一般小学生
まとめ
- 維管束を構成する組織の一つで、光合成によって葉で作られた養分を運ぶ「師管」が集まっている部分。
- 双子葉類の茎においては、維管束の外側(表皮に近い側)に配置されている。
- 植物の各器官へエネルギー源を分配し、生命活動を維持するための重要な通路としての役割を担う。
解説
植物の茎や根に存在する維管束は、物質の運搬を専門に行う組織の集まりです。維管束は大きく二つの部分に分けられ、根から吸収した水や肥料分を運ぶ「道管」が集まった木部(もくぶ)と、葉での光合成によって生成された養分(主に糖類)を運ぶ「師管」が集まった「師部」で構成されています。

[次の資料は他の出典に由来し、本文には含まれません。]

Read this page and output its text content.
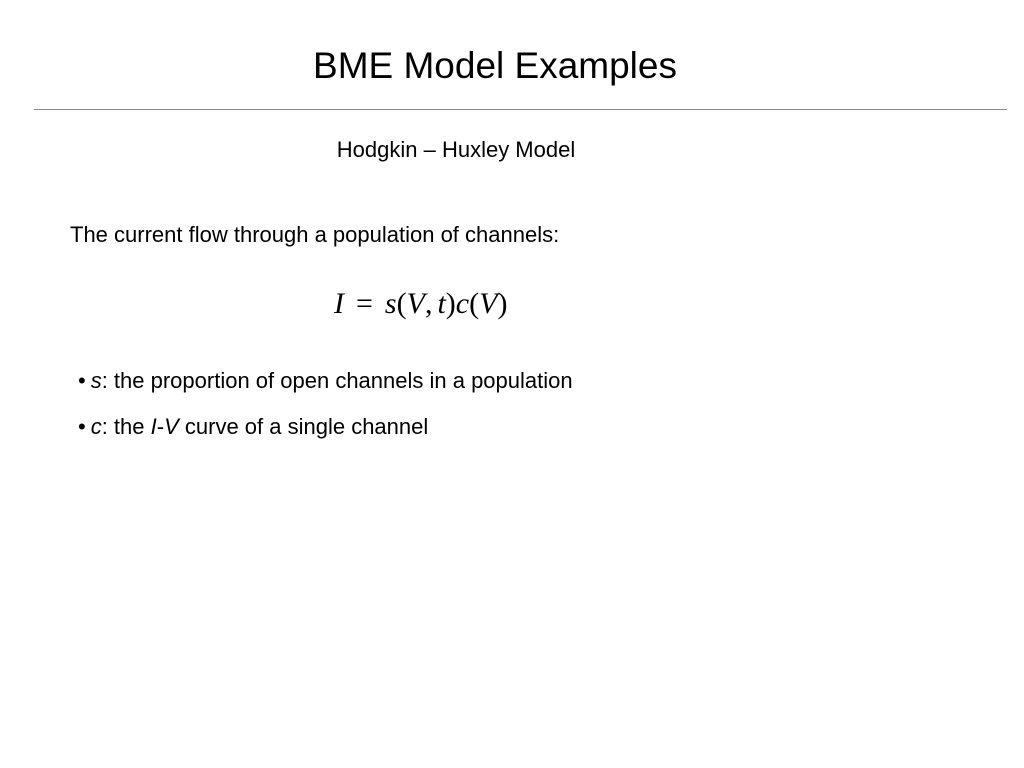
BME Model Examples
Hodgkin – Huxley Model
The current flow through a population of channels:
I = s(V, t)c(V)
• s: the proportion of open channels in a population
• c: the I-V curve of a single channel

双子葉類の茎では、維管束が環状(輪の形)に整然と並んでおり、その外側に師部、内側に木部が配置されます。この師部と木部の間には、細胞分裂を行って茎を太く成長させる「形成層」が存在するのが特徴です。一方、単子葉類の茎では維管束が全体に散らばって存在しており、形成層は見られません。師部は、植物が成長し、花を咲かせたり実をつけたりするために必要なエネルギーを全身に届ける、いわば植物のライフラインといえる構造です。
小学生のみなさんへ
植物の茎(くき)の中には、水や栄養が通るための「維管束」という細い管の束があります。この束の中で、葉で作られた栄養を運ぶための「師管」が集まっている場所を「師部」と呼びます。
双子葉類という仲間の植物では、茎の切り口を見ると、維管束がきれいな輪の形に並んでいます。このとき、外側にあるのが師部で、内側にあるのが水を通す「木部」です。
師部は、葉で作られた大切なエネルギーを、花や実、根っこなど、植物の体全体に届ける大切な役割をしています。
ルラスタコラム
師部を通る栄養は、実は「砂糖」に近い成分です。アブラムシなどの虫は、この師部をねらってストローのような口を刺し、甘い栄養を吸い取って生活しているんですよ。